Domingo 13 de mayo de 2012| por Patricia Schüller G.
La ciudad de Beit Jala, en Cisjordania, fue durante 3 semanas el centro de operaciones de un equipo de médicos del Hospital Calvo Mackenna. Los especialistas viajaron a Palestina con una misión específica: asistir e intervenir quirúrgicamente a niños de ese país aquejados de cáncer, patologías urológicas y hepáticas.
El grupo multidisciplinario, encabezado por el doctor Francisco Ossandón, jefe de Cirugía del hospital pediátrico –fue quien lideró la separación de las siamesas María Paz y María José Paredes- permaneció en ese país entre el 6 y el 27 de abril. Los especialistas trabajaron fundamentalmente en el hospital Al Hussein, en Beit Jala (en la foto).
Junto al doctor Ossandón viajaron los médicos Gloria González, Khaterine Kopp, Marina Badilla, Carlos Aguirre y las enfermeras María Soledad Velasco, Natalia Teuber y María José Errázuriz.
El trabajo en terreno que realizaron se enmarca en un acuerdo firmado entre la organización Palestine Childrens Relief Fund (PCRF), la Sociedad Chilena de Cirugía Pediátrica y el apoyo de la Fundación Palestina Belén 2000. Chile ha enviado 14 misiones médicas en los últimos 4 años.
Los cirujanos intervinieron a 38 niños palestinos, desde guaguas hasta adolescentes de 17 años. Algunas de las cirugías se aplicaron a pacientes que ya habían sido sometidos a procedimientos quirúrgicos.
El doctor Francisco Ossandón destaca especialmente la operación practicada a una niña de 4 años, de la Franja de Gaza, que no tenía esófago. La paciente se alimentaba por una sonda en el estómago y eliminaba la saliva por el cuello.
“La cirugía duró 6 horas y consistió en reemplazar (el esófago) con un trozo de colon. A los 10 días la niña ya estaba recuperada”, detalla el médico a Nación.cl. Y añade que en Chile se han registrado casos similares, pero las cirugías se practicaron cuando los pacientes tenían 6 meses de edad.
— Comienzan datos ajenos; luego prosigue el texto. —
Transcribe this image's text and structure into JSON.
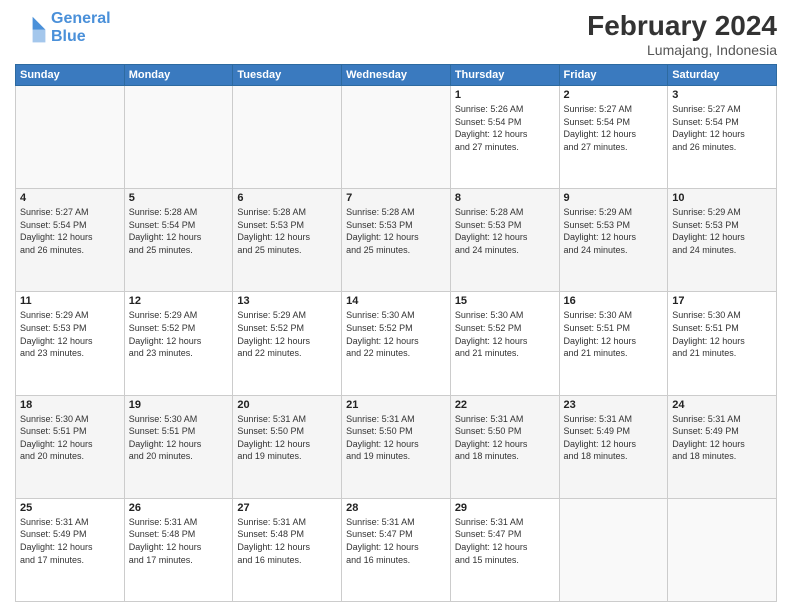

Los médicos chilenos participaron en la oportunidad en un simposio (en la foto) que organizó la Sociedad Oncológica de Palestina en Ramallah.
En el encuentro se trataron temas como el manejo en la UCI del enfermo de cáncer, del dolor crónico y las cirugías en este tipo de pacientes.
El doctor Ossandón pone el acento en que los especialistas del Hospital Calvo Mackenna aportaron en Palestina con su experticia y conocimientos, pero que el equipo que encabezó también rescató algunos valores agregados de sus pares de ese país como es la “maximización del uso de los recursos”.
De los pacientes pediátricos que les tocó tratar, el médico destaca una cualidad que no ha visto en Chile. “Los niños tienen una capacidad de recuperación asombrosa y son tolerantes a las cirugías”, apunta.
Los médicos chilenos, añade, aportaron también con sus conocimientos a la formación del centro oncológico que se está construyendo en Beit Jala.